Chris, what is most striking about your piece is not the reporting of events, but the relentless effort to frame every development through the prism of impending collapse.
Throughout the article, readers are presented not with objective analysis, but with a succession of loaded phrases and assumptions designed to reinforce a predetermined narrative. A premiership is described as "flailing", potential rivals are elevated into waiting successors, and routine political disagreement is transformed into evidence of a government supposedly on the verge of disintegration.
What is conspicuously absent is any serious examination of the reality facing any government today. Defence spending does not emerge from thin air. Every additional pound committed to the armed forces must either be raised through taxation, borrowed, or diverted from another area of public expenditure. That is not a political slogan. It is a fiscal fact.
You devote considerable attention to those criticising the Defence Investment Plan, yet remarkably little attention to what their alternative would be. If the spending settlement is inadequate, what precisely should replace it? Where would the money come from? Which taxes should rise, or which public services should face reductions? These are the questions that matter.
The article also appears determined to portray every resignation as a judgement on Sir Keir Starmer's leadership while giving scant consideration to the possibility that ministers can disagree on policy without it amounting to an existential crisis for the government. Westminster may enjoy perpetual leadership speculation, but governing a country requires rather more than gossip, intrigue and anonymous briefings.

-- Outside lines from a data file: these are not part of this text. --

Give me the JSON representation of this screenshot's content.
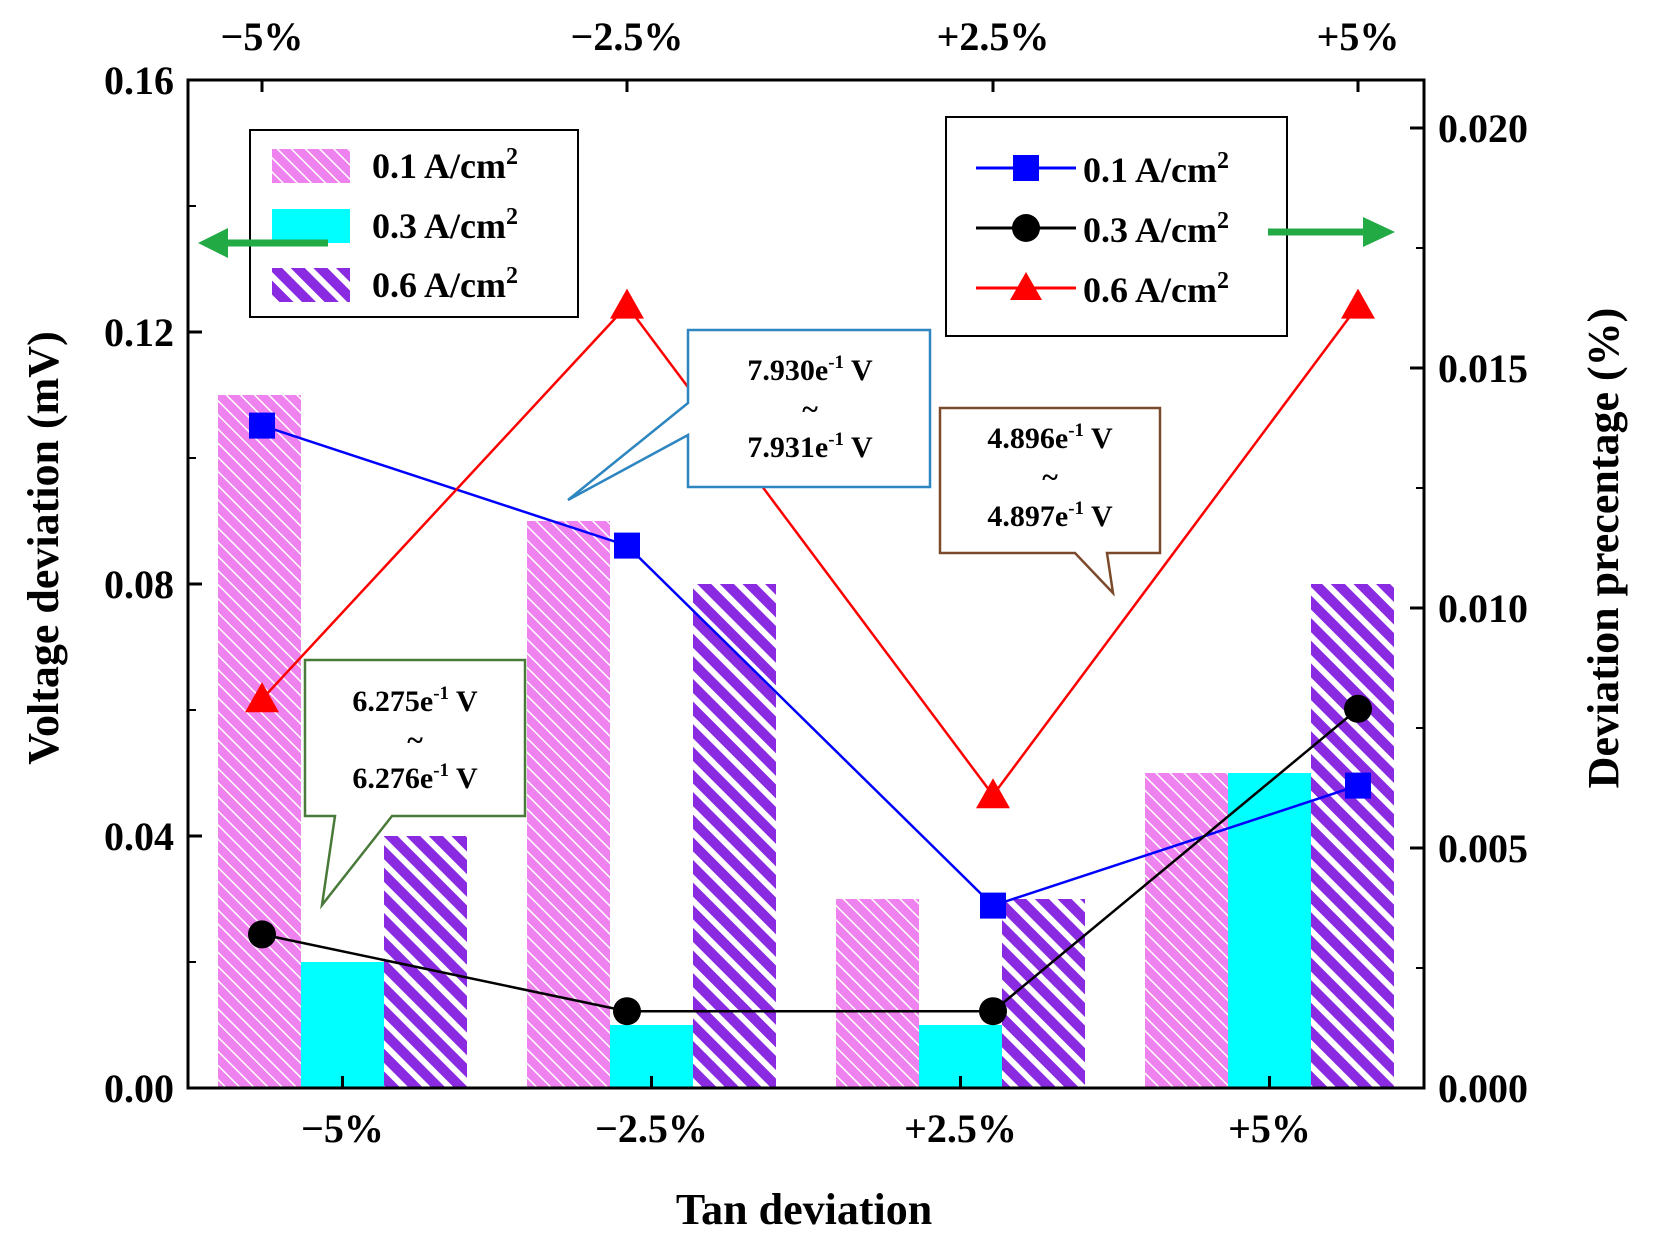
{
  "chart_data": {
    "type": "bar",
    "xlabel": "Tan deviation",
    "categories": [
      "−5%",
      "−2.5%",
      "+2.5%",
      "+5%"
    ],
    "top_categories": [
      "−5%",
      "−2.5%",
      "+2.5%",
      "+5%"
    ],
    "y_left": {
      "label": "Voltage deviation (mV)",
      "ylim": [
        0,
        0.16
      ],
      "ticks": [
        "0.00",
        "0.04",
        "0.08",
        "0.12",
        "0.16"
      ],
      "tick_values": [
        0,
        0.04,
        0.08,
        0.12,
        0.16
      ]
    },
    "y_right": {
      "label": "Deviation precentage (%)",
      "ylim": [
        0,
        0.021
      ],
      "ticks": [
        "0.000",
        "0.005",
        "0.010",
        "0.015",
        "0.020"
      ],
      "tick_values": [
        0,
        0.005,
        0.01,
        0.015,
        0.02
      ]
    },
    "bar_series": [
      {
        "name": "0.1 A/cm",
        "sup": "2",
        "color": "#ee82ee",
        "pattern": "thin-hatch",
        "values": [
          0.11,
          0.09,
          0.03,
          0.05
        ]
      },
      {
        "name": "0.3 A/cm",
        "sup": "2",
        "color": "#00ffff",
        "pattern": "solid",
        "values": [
          0.02,
          0.01,
          0.01,
          0.05
        ]
      },
      {
        "name": "0.6 A/cm",
        "sup": "2",
        "color": "#8a2be2",
        "pattern": "thick-hatch",
        "values": [
          0.04,
          0.08,
          0.03,
          0.08
        ]
      }
    ],
    "line_series": [
      {
        "name": "0.1 A/cm",
        "sup": "2",
        "color": "#0000ff",
        "marker": "square",
        "values": [
          0.0138,
          0.0113,
          0.0038,
          0.0063
        ]
      },
      {
        "name": "0.3 A/cm",
        "sup": "2",
        "color": "#000000",
        "marker": "circle",
        "values": [
          0.0032,
          0.0016,
          0.0016,
          0.0079
        ]
      },
      {
        "name": "0.6 A/cm",
        "sup": "2",
        "color": "#ff0000",
        "marker": "triangle",
        "values": [
          0.0081,
          0.0163,
          0.0061,
          0.0163
        ]
      }
    ],
    "annotations": [
      {
        "name": "callout-minus5",
        "border": "#4a7a3a",
        "line1": "6.275e",
        "line2": "~",
        "line3": "6.276e",
        "sup": "-1",
        "unit": " V"
      },
      {
        "name": "callout-minus2p5",
        "border": "#2e86c1",
        "line1": "7.930e",
        "line2": "~",
        "line3": "7.931e",
        "sup": "-1",
        "unit": " V"
      },
      {
        "name": "callout-plus2p5",
        "border": "#7b4a2a",
        "line1": "4.896e",
        "line2": "~",
        "line3": "4.897e",
        "sup": "-1",
        "unit": " V"
      }
    ],
    "arrow_color": "#22aa44"
  }
}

Perhaps the greatest weakness in your analysis is the assumption that political commentary can substitute for political reality. The government remains in office with a substantial parliamentary majority, inflation has fallen significantly from its peak, economic growth has returned, and major policy decisions continue to be implemented. Whether one supports the government or not, those are facts rather than interpretations.
In the end, your article says far more about the current appetite among sections of the media for leadership drama than it does about the actual condition of the government. The country deserves analysis grounded in evidence, not a running commentary built upon Westminster's favourite pastime: predicting the imminent downfall of every Prime Minister.